Notes Upon A Case Of Obsessional Neurosis

2131

 

(B)  INFANTILE SEXUALITY

 

   ‘My sexual life began very
early. I can remember a scene during my fourth or fifth year. (From
my sixth year onwards I can remember everything.) This scene came
into my head quite distinctly, years later. We had a very pretty
young governess called Fräulein Peter.¹ One evening she
was lying on the sofa lightly dressed, and reading. I was lying
beside her, and begged her to let me creep under her skirt. She
told me I might, so long as I said nothing to any one about it. She
had very little on, and I fingered her genitals and the lower part
of her body, which struck me as very queer. After this I was left
with a burning and tormenting curiosity to see the female body. I
can still remember the intense excitement with which I waited at
the Baths (which I was still allowed to go to with the governess
and my sisters) for the governess to undress and get into the
water. I can remember more things from my sixth year onwards.
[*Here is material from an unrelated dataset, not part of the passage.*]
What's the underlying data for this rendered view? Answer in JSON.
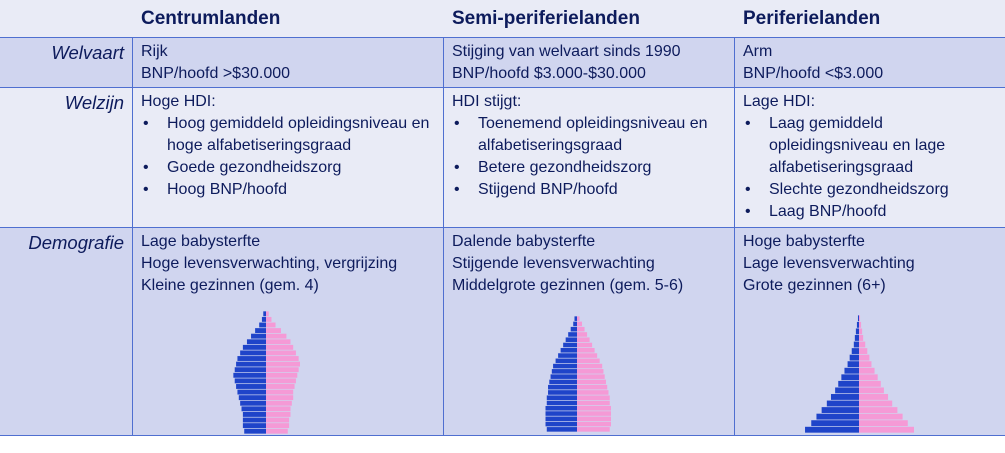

At
that time we had another governess, who was also young and
good-looking. She had abscesses on her buttocks which she was in
the habit of pressing out at night. I used to wait eagerly for that
moment, to appease my curiosity. It was just the same at the Baths
- though Fräulein Lina was more reserved than her
predecessor.’ (In reply to a question which I threw in,
‘As a rule,’ the patient told me, ‘I did not
sleep in her room, but mostly with my parents.’) ‘I
remember a scene which must have taken place when I was seven years
old.² We were sitting together one evening - the governess,
the cook, another servant-girl, myself and my brother, who was
eighteen months younger than me. The young women were talking, and
I suddenly became aware of Fräulein Lina saying: "It
could be done with the little one; but Paul" (that was I)
"is too clumsy, he would be sure to miss it." I did not
understand clearly what was meant, but I felt the slight and began
to cry. Lina comforted me, and told me how a girl, who had done
something of the kind with a little boy she was in charge of, had
been put in prison for several months. I do not believe she
actually did anything wrong with me, but I took a great many
liberties with her. When I got into her bed I used to uncover her
and touch her, and she made no objections. She was not very
intelligent, and clearly had very strong sexual cravings. At
twenty-three she had already had a child. She afterwards married
its father, so that to-day she is a Frau Hofrat. Even now I often
see her in the street.

 

  
¹
Dr. Alfred Adler, who was formerly an
analyst, once drew attention in a privately delivered paper to the
peculiar importance which attaches to the
very first
communications made by patients. Here is an instance of this. The
patient’s opening words laid stress upon the influence
exercised over him by men, that is to say, upon the part played in
his life by homosexual object-choice; but immediately afterwards
they touched upon a second
motif
, which was to become of
great importance later on, namely, the conflict between man and
woman and the opposition of their interests. Even the fact that he
remembered his first pretty governess by her surname, which
happened to be a man’s first name, must be taken into account
in this connection. In middle-class circles in Vienna it is more
usual to call a governess by her first name, and it is by that name
that she is more commonly remembered.